Top policy makers in the country have been shockingly inadequate in their response, reacting first with disbelief, followed by a frequently repeated but thus far unsubstantiated conviction that prices would come down very soon. Then the massive increase in the price of essential commodities was welcomed as a sign of greater material prosperity in the country and the success of ‘pro-poor’ schemes of the government reflected in increased demand for food.

Could it be that the economists who are running the country apparently believed that food demand should not increase much even in periods of significant aggregate income growth, and among a population that has some of the worst nutrition indicators in the world? Is that why they did not see any need to work towards increased supply of food, and have been so surprised by even a slight increase in demand?

As it happens, demand for food has been growing much slower than could be anticipated by both income and population growth. Much of that has to do with the distribution of that growth, which has disproportionately denied benefits to the poor who would naturally consume more food.
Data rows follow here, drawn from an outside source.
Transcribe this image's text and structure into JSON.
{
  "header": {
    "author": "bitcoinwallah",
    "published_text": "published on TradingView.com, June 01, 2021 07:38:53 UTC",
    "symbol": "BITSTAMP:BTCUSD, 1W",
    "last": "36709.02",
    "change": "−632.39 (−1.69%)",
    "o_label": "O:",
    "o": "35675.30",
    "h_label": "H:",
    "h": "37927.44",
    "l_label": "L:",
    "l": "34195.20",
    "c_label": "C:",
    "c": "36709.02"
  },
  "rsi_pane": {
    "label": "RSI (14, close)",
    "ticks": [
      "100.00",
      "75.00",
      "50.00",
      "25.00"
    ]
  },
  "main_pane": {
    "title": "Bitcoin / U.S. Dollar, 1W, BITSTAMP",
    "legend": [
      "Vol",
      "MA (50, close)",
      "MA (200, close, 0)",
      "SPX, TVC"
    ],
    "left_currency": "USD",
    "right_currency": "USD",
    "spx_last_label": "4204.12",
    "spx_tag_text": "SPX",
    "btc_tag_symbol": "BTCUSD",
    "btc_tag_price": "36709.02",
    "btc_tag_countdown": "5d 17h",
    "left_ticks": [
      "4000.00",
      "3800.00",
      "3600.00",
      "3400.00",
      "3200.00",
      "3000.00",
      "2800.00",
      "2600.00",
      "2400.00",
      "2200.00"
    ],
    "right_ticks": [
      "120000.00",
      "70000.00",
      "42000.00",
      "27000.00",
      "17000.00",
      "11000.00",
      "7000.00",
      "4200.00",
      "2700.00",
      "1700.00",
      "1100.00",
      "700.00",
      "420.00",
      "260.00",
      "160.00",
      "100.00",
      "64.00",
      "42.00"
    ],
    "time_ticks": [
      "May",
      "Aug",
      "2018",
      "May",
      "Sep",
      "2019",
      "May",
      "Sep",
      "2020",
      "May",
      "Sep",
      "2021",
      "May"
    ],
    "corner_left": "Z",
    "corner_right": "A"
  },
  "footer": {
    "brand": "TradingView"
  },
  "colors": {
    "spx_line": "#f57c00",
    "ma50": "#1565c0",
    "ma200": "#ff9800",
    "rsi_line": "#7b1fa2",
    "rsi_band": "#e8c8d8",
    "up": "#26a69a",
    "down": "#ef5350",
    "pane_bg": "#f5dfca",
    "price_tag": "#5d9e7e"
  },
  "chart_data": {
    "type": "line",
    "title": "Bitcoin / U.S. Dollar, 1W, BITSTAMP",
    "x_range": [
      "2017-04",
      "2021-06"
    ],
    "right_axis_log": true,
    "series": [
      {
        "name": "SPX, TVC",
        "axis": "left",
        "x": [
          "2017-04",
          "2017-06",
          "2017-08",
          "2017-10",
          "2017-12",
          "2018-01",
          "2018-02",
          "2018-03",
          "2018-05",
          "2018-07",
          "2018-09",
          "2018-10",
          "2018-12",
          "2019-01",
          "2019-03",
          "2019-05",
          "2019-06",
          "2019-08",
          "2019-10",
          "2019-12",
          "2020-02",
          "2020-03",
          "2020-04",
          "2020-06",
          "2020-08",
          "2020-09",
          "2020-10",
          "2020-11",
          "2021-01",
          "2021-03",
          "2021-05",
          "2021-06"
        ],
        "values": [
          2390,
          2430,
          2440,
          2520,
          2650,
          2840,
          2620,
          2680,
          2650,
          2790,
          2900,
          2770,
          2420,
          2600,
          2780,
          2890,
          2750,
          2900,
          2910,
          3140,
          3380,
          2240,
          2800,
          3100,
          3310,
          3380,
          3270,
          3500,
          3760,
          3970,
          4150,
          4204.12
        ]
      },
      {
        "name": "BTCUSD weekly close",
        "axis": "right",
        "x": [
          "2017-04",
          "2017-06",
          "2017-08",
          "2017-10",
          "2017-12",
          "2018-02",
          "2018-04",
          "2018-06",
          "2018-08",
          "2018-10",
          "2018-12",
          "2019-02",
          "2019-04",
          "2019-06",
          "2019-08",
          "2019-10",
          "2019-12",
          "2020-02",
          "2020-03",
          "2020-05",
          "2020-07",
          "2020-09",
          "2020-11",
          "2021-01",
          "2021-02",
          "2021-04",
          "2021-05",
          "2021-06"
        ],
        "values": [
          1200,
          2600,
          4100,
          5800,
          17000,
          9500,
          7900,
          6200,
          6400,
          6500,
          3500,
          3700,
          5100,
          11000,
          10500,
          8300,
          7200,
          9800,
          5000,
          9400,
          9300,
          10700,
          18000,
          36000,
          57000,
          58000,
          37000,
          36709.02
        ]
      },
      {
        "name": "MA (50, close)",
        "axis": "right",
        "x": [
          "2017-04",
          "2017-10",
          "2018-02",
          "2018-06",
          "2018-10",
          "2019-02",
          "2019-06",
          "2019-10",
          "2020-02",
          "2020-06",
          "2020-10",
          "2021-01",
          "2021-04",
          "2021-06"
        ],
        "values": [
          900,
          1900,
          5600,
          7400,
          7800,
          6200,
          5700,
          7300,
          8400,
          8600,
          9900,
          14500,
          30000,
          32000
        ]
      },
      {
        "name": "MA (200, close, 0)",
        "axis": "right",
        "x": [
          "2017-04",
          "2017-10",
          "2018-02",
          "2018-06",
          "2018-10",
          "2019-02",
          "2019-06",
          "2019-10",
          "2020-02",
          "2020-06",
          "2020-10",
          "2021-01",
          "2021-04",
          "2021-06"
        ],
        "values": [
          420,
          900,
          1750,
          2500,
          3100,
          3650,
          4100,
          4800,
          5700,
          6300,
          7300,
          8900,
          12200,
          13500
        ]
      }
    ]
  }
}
But even so, it is really the conditions of supply — reflecting the continuing policy neglect of agriculture as well as the nature of distribution and the pressures on the market from speculative activity — that have driven food prices up.

This recognition may be why the official arguments have changed somewhat recently. Most recently the officially stated position has been to blame inadequate existing distribution chains — focusing on their inefficiency, rather than any speculative pressures that could also affect supply. But if the traditional supply chains in food items are so faulty and deficient, why did they not create such massive food price spikes earlier? Why was food inflation relatively low in the period until 2006, despite equally rapid GDP growth and the same system of distribution that is now being faulted?

Greater openness has played a big role in exposing Indian food markets to the global price volatility that has been increasingly driven by speculative financial activity in commodity futures. But this is only part of the story. Food prices in India certainly increased when global prices rose. But even when global food prices were falling, in the period June to December 2008, there was continued food inflation in India. And the recent increases in food price in India is more home grown, reflecting the failure of domestic food management, in which temporary shortages have translated into major price spikes.

To remedy this, obviously the medium term strategy requires addressing the problems of agriculture and making food cultivation financially viable for farmers. But distribution is also important. A critical role can be played by a public distribution system in moderating food price spikes and dampening inflationary expectations and tendencies of hoarding. That is why the proposed new Food Security Act that will soon be brought to Parliament is so important — but the current form renders it worse than useless. Only a distribution system that ensures universal access to some basic food items at affordable rates will have any chance of ensuring genuine food security for most of the Indian population.

Jayati Ghosh is Professor of Economics at Jawaharlal Nehru University, New Delhi and Executive Secretary of the International Development Economics Associates (IDEAS). Professor Ghosh is a member of the National Knowledge Commission advising the Prime Minister of India.